Ross, who runs travel companies, said he went to New Delhi with his mother and arranged for Capital Air Ambulance to take him to India.
He said: ‘When Dad arrived I believed he had a haemothorax on the way over, they had to get his lung to re-expand again. It was very much a case of stabilising him.
‘[In India it was a] total disaster. The doctor was very honest when we first moved to New Delhi.
‘Given the time he spent in Kathmandu, it was high-risk. [Acute respiratory distress syndrome] kills 40 percent of people and we needed to be prepared for the worst.
‘It was a salvage operation.’
He said that while there was an attempt to take him to Dubai, a doctor had to manually inflate his father’s lung.
But when it became clear Mr Marshall could not fly, he was returned to a hospital in India where he went to cardiac arrest and died on 17 December 2017.
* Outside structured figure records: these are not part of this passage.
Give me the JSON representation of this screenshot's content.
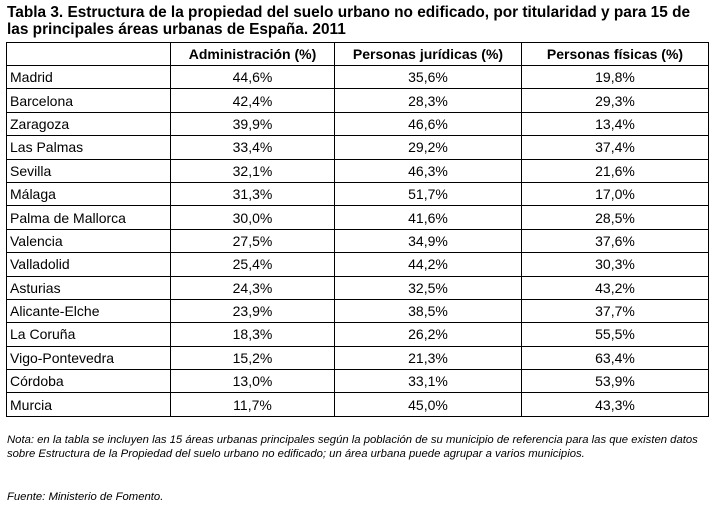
{
  "title": "Tabla 3. Estructura de la propiedad del suelo urbano no edificado, por titularidad y para 15 de las principales áreas urbanas de España. 2011",
  "table": {
    "headers": [
      "",
      "Administración (%)",
      "Personas jurídicas (%)",
      "Personas físicas (%)"
    ],
    "rows": [
      [
        "Madrid",
        "44,6%",
        "35,6%",
        "19,8%"
      ],
      [
        "Barcelona",
        "42,4%",
        "28,3%",
        "29,3%"
      ],
      [
        "Zaragoza",
        "39,9%",
        "46,6%",
        "13,4%"
      ],
      [
        "Las Palmas",
        "33,4%",
        "29,2%",
        "37,4%"
      ],
      [
        "Sevilla",
        "32,1%",
        "46,3%",
        "21,6%"
      ],
      [
        "Málaga",
        "31,3%",
        "51,7%",
        "17,0%"
      ],
      [
        "Palma de Mallorca",
        "30,0%",
        "41,6%",
        "28,5%"
      ],
      [
        "Valencia",
        "27,5%",
        "34,9%",
        "37,6%"
      ],
      [
        "Valladolid",
        "25,4%",
        "44,2%",
        "30,3%"
      ],
      [
        "Asturias",
        "24,3%",
        "32,5%",
        "43,2%"
      ],
      [
        "Alicante-Elche",
        "23,9%",
        "38,5%",
        "37,7%"
      ],
      [
        "La Coruña",
        "18,3%",
        "26,2%",
        "55,5%"
      ],
      [
        "Vigo-Pontevedra",
        "15,2%",
        "21,3%",
        "63,4%"
      ],
      [
        "Córdoba",
        "13,0%",
        "33,1%",
        "53,9%"
      ],
      [
        "Murcia",
        "11,7%",
        "45,0%",
        "43,3%"
      ]
    ]
  },
  "note": "Nota: en la tabla se incluyen las 15 áreas urbanas principales según la población de su municipio de referencia para las que existen datos sobre Estructura de la Propiedad del suelo urbano no edificado; un área urbana puede agrupar a varios municipios.",
  "source": "Fuente: Ministerio de Fomento."
}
In a statement from the family, they said: ‘Sheldon, who always had an adventurous streak, suffered unusual respiratory complications that he sadly did not recover from whilst fulfilling a lifelong ambition of climbing Mount Everest in Nepal.
‘Sheldon is survived by wife Anne and sons Ross, Alex and James. He will be missed greatly by all who knew him but will never be forgotten.’
Mr Marshall’s career spanned over 40 years where he was a well-known figure in the photographic industry, including when he became the CEO of Visual Communications Group.
Under his leadership, the company grew to be the second-largest provider of global stock images and was initially sold to United News and Media plc and then on to Getty Images for £160million.
The inquest into his death continues.